Google's Quantized Gemma 4: Runs Locally on Phones & Thin Laptops
Google's new QAT quantized Gemma 4 runs locally on phones and laptops, with memory under 1GB.
Two months ago, Google released the Gemma 4 series models. Since then, they haven’t slowed down: they first introduced Multi-Token Prediction (MTP) to accelerate inference, and two days ago they released the 12B parameter version, filling the gap between the E4B and 26B MoE models.
Today, Google has launched new checkpoint versions centered around Quantization-Aware Training (QAT), with a single goal: to enable Gemma 4 to run smoothly on everyday consumer hardware like phones and laptops, while maintaining quality nearly on par with the unquantized models.
The most significant result is that the memory footprint of Gemma 4 E2B has been compressed down to 1GB.

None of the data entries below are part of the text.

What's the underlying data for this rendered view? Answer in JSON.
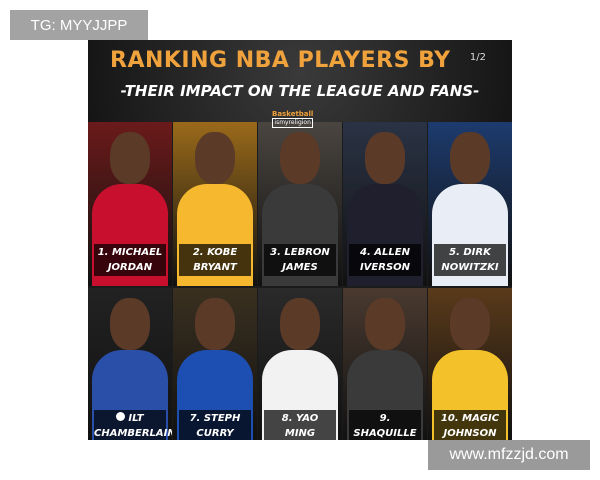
{
  "watermarks": {
    "top_left": "TG: MYYJJPP",
    "bottom_right": "www.mfzzjd.com"
  },
  "poster": {
    "title": "RANKING NBA PLAYERS BY",
    "page_indicator": "1/2",
    "subtitle": "-THEIR IMPACT ON THE LEAGUE AND FANS-",
    "logo": {
      "line1": "Basketball",
      "line2": "ismyreligion"
    },
    "players": [
      {
        "line1": "1. MICHAEL",
        "line2": "JORDAN",
        "jersey": "#c8102e",
        "bg": "#6b1a1a"
      },
      {
        "line1": "2. KOBE",
        "line2": "BRYANT",
        "jersey": "#f5b82e",
        "bg": "#9a6a1a"
      },
      {
        "line1": "3. LEBRON",
        "line2": "JAMES",
        "jersey": "#3a3a3a",
        "bg": "#4a4540"
      },
      {
        "line1": "4. ALLEN",
        "line2": "IVERSON",
        "jersey": "#1f1f2e",
        "bg": "#2a3345"
      },
      {
        "line1": "5. DIRK",
        "line2": "NOWITZKI",
        "jersey": "#e9edf5",
        "bg": "#1d3b6e"
      },
      {
        "line1": "ILT",
        "line2": "CHAMBERLAIN",
        "jersey": "#2a4fa8",
        "bg": "#222"
      },
      {
        "line1": "7. STEPH",
        "line2": "CURRY",
        "jersey": "#1d4fb3",
        "bg": "#3a3020"
      },
      {
        "line1": "8. YAO",
        "line2": "MING",
        "jersey": "#f2f2f2",
        "bg": "#2a2a2a"
      },
      {
        "line1": "9. SHAQUILLE",
        "line2": "O'NEAL",
        "jersey": "#3a3a3a",
        "bg": "#4a3a30"
      },
      {
        "line1": "10. MAGIC",
        "line2": "JOHNSON",
        "jersey": "#f3c22b",
        "bg": "#5a3a1a"
      }
    ]
  }
}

Additionally, although the 12B model can run on devices with 16GB of RAM/VRAM, its speed was previously too slow. After this new QAT quantization, I tested the 12B-QAT model on a 16GB M5 MacBook Air using LM Studio. It is noticeably more usable than the previous quantized 12B version — the token generation speed is now acceptable. For a truly usable local multimodal model, I recommend a machine with 32GB of RAM/VRAM.